Justin Timberlake’s main heartmate Andy Samberg tells The New York Times what all of us have already known. Andy has picked up his dick in the box and sashayed out the Studio 8H exit door right behind Kristen Wiig. Andy says that his contract was up and he felt it was time to move and spend his Saturday nights trying to make his natural curls more luscious with the help of rubber rods and curling custard (Side note: Those two things can also be used as substitutes for dildos and butt lube if you’re looking for a quick thrill.)

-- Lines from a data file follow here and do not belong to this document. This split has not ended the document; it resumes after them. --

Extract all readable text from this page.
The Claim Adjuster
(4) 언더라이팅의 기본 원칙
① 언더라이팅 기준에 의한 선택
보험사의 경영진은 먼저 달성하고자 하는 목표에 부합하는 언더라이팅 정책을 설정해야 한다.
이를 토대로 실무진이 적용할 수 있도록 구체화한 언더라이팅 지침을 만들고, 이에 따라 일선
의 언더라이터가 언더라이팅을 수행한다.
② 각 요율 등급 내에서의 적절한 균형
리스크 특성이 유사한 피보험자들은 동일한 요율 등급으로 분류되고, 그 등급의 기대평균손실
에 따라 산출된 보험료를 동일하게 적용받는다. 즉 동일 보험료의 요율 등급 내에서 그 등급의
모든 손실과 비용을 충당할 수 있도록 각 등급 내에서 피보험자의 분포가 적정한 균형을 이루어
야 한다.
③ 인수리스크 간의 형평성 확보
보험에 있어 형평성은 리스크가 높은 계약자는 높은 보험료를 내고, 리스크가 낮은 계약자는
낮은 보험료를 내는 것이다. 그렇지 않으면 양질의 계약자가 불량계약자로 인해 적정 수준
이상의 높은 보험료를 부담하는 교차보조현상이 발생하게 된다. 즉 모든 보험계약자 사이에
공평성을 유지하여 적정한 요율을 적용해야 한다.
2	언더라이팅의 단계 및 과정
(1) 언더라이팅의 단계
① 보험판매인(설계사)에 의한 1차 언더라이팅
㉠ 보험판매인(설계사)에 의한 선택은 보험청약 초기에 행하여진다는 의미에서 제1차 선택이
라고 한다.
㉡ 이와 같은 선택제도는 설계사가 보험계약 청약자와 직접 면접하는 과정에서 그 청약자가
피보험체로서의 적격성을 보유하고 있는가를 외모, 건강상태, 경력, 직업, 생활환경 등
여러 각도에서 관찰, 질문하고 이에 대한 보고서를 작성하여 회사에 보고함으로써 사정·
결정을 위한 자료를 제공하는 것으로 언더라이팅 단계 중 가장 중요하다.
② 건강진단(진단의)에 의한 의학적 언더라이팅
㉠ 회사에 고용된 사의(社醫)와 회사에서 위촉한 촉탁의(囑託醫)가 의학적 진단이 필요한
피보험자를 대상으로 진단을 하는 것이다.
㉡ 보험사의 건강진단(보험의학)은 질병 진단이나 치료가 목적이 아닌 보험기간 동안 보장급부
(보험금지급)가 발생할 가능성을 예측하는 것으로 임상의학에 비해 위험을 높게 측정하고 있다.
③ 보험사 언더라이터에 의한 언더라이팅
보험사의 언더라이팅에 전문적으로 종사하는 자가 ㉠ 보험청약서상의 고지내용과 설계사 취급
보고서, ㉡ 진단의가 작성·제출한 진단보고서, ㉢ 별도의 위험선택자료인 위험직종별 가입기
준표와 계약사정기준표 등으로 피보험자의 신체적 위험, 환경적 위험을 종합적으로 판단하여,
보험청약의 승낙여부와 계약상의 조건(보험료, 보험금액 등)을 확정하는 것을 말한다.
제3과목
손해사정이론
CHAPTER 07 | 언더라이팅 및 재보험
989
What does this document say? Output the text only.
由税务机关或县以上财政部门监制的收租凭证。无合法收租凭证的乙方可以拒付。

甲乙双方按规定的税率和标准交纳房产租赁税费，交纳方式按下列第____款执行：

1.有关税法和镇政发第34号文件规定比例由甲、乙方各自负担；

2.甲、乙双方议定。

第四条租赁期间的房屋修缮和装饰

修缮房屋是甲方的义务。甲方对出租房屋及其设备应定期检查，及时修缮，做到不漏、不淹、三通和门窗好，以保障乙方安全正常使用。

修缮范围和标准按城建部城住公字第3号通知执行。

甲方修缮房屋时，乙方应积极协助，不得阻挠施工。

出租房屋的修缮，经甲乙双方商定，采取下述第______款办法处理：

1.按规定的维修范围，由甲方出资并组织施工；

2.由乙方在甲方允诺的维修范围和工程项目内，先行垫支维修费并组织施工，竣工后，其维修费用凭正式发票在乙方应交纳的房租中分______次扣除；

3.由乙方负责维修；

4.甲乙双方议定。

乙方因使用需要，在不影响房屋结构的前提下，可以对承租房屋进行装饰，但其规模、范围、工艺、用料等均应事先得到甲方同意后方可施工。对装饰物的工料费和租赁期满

“It’s an incredibly emotional and strange moment in my life. Obviously it’s not a huge shock, but I did officially decide not to come back. She (Kristen Wiig) kept saying it just feels like it’s her time. I connect with that. Something about it just feels like it’s the moment. My contract’s up and I did so much more than I ever thought I would ever even do.”
Andy will go on to star in a buddy movie with (insert the name of 2012’s Queen Latifah here) and a few movies with (insert the name of 2012’s Drew Barrymore here) before hosting his own late late late night show on NBC. If I missed anything, just look over the blueprint for Jimmy Fallon’s career and fill in the blanks. But seriously, Kristen Wiig gets a huge ass goodbye party and what did Andy Samberg get? Maybe a party in the break room with chocolate cake from KFC? Actually, Andy’s send-off sounds better, because who doesn’t love chocolate cake that has been in a KFC fridge so long (because who buys chocolate cake from KFC) that it sort of tastes like chicken fumes and coleslaw.